Le secrétaire d’État américain Marco Rubio estime qu’un accord de paix entre le Liban et Israël est à portée de main, tout en soulignant la nécessité de renforcer l’armée libanaise pour faire face au Hezbollah. Il a également défendu la stratégie américaine vis-à-vis de l’Iran, entre sanctions et dissuasion.

Le secrétaire d’État américain Marco Rubio a déclaré mardi qu’un accord de paix entre le Liban et Israël était «imminemment réalisable», soulignant que l’armée libanaise devait disposer à la fois de la volonté et des capacités nécessaires pour faire face directement aux armes du Hezbollah.

M. Rubio a estimé qu’il n’existait pas de conflit fondamental entre les gouvernements libanais et israélien, ajoutant qu’Israël ne revendiquait aucun territoire libanais.

Il a indiqué que le principal obstacle à l’instauration d’un cessez-le-feu durable résidait dans le Hezbollah, qu’il accuse d’opérer depuis des zones civiles au Liban tout en menant des attaques contre Israël. Il a ajouté que le mouvement mettait également en danger les civils libanais, affirmant que les actions militaires israéliennes constituaient en grande partie des réponses aux activités du Hezbollah ou à des menaces perçues.

Selon lui, le Hezbollah agit comme un prolongement de la stratégie régionale de l’Iran, Téhéran étant à l’origine de plusieurs groupes armés au Moyen-Orient, dont le Hamas et les Houthis. Il a décrit le Hezbollah comme faisant partie d’un réseau plus large d’acteurs soutenus par l’Iran contribuant à l’instabilité régionale.
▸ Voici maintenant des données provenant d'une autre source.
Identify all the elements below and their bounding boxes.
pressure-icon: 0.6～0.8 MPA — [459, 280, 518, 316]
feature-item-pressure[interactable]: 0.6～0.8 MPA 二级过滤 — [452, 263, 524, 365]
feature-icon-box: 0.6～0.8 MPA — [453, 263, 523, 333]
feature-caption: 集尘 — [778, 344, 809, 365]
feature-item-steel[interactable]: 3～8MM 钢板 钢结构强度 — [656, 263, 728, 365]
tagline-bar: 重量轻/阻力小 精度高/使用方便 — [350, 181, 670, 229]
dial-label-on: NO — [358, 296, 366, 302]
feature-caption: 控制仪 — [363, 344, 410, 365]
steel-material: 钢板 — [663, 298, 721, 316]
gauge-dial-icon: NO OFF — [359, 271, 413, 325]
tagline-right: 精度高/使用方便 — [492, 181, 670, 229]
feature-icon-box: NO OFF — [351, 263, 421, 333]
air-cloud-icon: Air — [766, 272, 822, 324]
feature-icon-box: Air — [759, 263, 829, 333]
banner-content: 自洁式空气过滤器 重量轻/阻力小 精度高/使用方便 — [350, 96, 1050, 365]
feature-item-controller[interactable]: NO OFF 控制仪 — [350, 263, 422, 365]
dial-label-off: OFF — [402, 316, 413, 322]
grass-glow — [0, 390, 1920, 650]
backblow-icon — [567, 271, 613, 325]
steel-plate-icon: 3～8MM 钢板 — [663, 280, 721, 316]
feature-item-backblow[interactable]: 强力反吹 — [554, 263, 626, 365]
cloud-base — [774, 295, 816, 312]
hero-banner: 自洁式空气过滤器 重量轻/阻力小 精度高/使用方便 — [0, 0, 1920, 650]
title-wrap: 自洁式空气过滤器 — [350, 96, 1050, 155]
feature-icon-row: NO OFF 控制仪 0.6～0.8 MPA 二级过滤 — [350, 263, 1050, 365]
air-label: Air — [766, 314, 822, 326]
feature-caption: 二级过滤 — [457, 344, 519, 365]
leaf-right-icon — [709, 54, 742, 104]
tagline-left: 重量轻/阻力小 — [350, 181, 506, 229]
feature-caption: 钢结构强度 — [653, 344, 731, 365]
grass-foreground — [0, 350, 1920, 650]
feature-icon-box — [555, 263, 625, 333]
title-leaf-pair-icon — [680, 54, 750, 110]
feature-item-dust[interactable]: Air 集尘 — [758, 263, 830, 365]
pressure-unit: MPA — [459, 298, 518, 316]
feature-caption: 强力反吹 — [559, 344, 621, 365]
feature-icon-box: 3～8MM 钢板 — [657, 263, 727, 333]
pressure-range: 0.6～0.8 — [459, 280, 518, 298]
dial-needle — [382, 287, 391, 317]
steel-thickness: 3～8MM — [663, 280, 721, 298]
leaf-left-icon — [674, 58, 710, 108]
M. Rubio a indiqué que Washington cherchait à faciliter des discussions entre le Liban et Israël sous médiation américaine. Des avancées nécessiteraient un renforcement de l’armée libanaise afin qu’elle dispose de la «capacité de défier le Hezbollah et de le désarmer».

Iran : sanctions et escalade

Évoquant l’Iran, M. Rubio a souligné que les actions américaines dans la région étaient «défensives».

«Il ne s’agit pas d’une opération offensive. Il s’agit d’une opération défensive. Si l’Iran attaque un navire, nous répondrons», a-t-il déclaré, ajoutant que deux navires marchands battant pavillon américain avaient traversé avec succès le détroit d’Ormuz.

M. Rubio a indiqué que les États-Unis renforçaient l’application des sanctions visant à limiter la capacité de l’Iran à générer des revenus. Il a averti que toute institution financière ou acteur commercial étranger facilitant le contournement des sanctions s’exposerait à des sanctions secondaires et à une éventuelle exclusion du système financier américain.

Il a affirmé que ces mesures visaient à réduire les capacités financières de l’Iran, estimant que le blocus coûtait à Téhéran 500 millions de dollars par jour et que 90% du commerce total iranien avait été interrompu.

«La préférence du président est la paix», a-t-il déclaré, ajoutant qu’une voie négociée pourrait conduire l’Iran vers la stabilité. Il a toutefois averti que l’Iran «ne devrait pas tester la détermination des États-Unis», précisant que la poursuite de l’engagement diplomatique restait conditionnée à une désescalade.